Tapi berkat pengalaman Sandi memandu tugboat di Sungai yang mengular dari wilayah Kutim hingga Kukar ini, pelayaran Lisa 53, nyaris tanpa kendala berarti. Semua rintangan dilalui seperti biasa. Hingga sekitar pukul 19.30 petang, Lisa melipat arah. Menarik haluan tongkang memutar ke arah hulu. Yang membuat seluruh badan tongkang memalang. Nampak terlihat lebar kapal gandeng itu presisi dengan lebar sungai.

Lisa 53 beserta gandengannya ditambatkan di pinggiran Sungai Senyiur. 10 kilometer dari muara. Dan harus menunggu hingga pukul 07.00 pagi besok. Aturan warga perkampungan di bantaran Sungai Senyiur yang mengharuskannya. Sebab malam hari, adalah waktu bagi para nelayan dari perkampungan itu mencari peruntungan.

"Kita harus hargai peraturan warga kampung. Jangan sampai nanti kita di larang lagi lewat di sini," ujar Jumardin.
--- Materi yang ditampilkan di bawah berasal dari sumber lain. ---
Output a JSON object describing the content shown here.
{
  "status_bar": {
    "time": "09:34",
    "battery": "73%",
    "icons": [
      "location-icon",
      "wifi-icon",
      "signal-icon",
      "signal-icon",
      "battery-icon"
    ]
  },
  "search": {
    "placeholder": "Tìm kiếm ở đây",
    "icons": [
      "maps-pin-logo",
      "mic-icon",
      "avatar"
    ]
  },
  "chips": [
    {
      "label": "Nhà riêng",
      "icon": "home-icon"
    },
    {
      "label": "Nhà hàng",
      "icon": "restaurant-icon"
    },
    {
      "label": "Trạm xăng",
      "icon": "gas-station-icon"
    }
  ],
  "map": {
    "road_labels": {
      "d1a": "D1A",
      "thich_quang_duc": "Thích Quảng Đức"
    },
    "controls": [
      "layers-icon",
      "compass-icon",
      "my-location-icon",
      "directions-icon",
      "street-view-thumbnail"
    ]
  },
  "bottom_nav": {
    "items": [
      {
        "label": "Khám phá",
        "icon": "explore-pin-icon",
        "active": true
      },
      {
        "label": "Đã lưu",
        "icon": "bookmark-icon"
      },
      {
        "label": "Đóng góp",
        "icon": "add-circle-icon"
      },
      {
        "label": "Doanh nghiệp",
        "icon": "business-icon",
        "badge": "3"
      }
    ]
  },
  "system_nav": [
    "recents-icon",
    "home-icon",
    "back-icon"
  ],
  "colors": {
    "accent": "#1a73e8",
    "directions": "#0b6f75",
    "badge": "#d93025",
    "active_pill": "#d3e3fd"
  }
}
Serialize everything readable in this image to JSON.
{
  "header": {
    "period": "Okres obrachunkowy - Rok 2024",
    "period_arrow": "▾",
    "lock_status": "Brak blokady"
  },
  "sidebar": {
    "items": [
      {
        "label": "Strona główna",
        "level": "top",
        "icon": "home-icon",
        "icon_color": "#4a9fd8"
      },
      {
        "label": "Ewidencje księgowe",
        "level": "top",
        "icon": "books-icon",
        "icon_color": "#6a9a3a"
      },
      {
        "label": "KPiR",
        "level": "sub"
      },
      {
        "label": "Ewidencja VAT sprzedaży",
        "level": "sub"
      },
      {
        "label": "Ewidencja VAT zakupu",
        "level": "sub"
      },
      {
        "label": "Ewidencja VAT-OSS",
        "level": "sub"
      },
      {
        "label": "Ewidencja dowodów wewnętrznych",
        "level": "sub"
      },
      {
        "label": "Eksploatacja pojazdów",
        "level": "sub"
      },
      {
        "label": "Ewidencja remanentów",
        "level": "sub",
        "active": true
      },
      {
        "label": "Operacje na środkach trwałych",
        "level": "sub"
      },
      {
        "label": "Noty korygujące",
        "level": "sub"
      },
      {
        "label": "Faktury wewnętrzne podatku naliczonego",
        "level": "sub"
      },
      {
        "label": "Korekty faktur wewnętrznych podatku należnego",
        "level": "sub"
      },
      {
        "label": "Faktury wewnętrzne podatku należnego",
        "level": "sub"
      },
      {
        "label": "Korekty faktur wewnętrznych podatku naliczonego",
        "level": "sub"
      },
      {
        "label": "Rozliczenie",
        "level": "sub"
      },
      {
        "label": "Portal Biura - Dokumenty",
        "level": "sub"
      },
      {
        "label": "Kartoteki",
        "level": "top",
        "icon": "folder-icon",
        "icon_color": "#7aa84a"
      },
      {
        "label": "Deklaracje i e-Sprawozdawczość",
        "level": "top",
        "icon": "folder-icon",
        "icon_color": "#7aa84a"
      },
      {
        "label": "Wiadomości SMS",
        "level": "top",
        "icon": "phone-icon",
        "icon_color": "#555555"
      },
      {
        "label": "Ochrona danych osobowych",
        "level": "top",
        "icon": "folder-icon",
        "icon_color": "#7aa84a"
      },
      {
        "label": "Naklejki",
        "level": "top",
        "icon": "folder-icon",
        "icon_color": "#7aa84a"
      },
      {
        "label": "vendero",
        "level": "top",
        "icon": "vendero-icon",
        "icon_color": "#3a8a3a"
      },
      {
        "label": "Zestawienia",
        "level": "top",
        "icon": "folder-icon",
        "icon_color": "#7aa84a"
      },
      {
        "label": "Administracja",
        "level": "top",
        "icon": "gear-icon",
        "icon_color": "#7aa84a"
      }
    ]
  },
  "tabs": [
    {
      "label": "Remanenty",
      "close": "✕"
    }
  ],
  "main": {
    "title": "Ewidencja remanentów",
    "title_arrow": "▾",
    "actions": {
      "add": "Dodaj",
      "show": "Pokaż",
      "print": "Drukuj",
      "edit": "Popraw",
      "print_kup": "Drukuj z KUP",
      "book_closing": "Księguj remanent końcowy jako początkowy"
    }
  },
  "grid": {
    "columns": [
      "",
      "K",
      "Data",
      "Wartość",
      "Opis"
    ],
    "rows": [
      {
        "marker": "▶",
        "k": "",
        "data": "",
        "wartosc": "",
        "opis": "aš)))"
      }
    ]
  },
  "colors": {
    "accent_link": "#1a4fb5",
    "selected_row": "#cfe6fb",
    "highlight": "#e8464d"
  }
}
"Karena kalau ada yang mencoba menabrak aturan. Tidak dibolehkan lagi masuk ke sini. Kalau datang lagi pasti dicegat oleh warga," ceritanya.

PESIAR KE DESA

Beberapa waktu usai tambat, dan orang-orang di dalam kapal telah menyelesaikan semua pekerjaannya. Sandi menawarkan liburan kepada para penumpang. Sembari ia kembali ke rumahnya di desa Muara Siran.

Kapten Jumardin turut mempromosikan ajakan pesiar itu. "Kapan lagi kita singgah jalan-jalan ke kampung." katanya. "Sudah puluhan kali kita lewat di sini, tapi tidak pernah singgah di kampung," ia beralasan.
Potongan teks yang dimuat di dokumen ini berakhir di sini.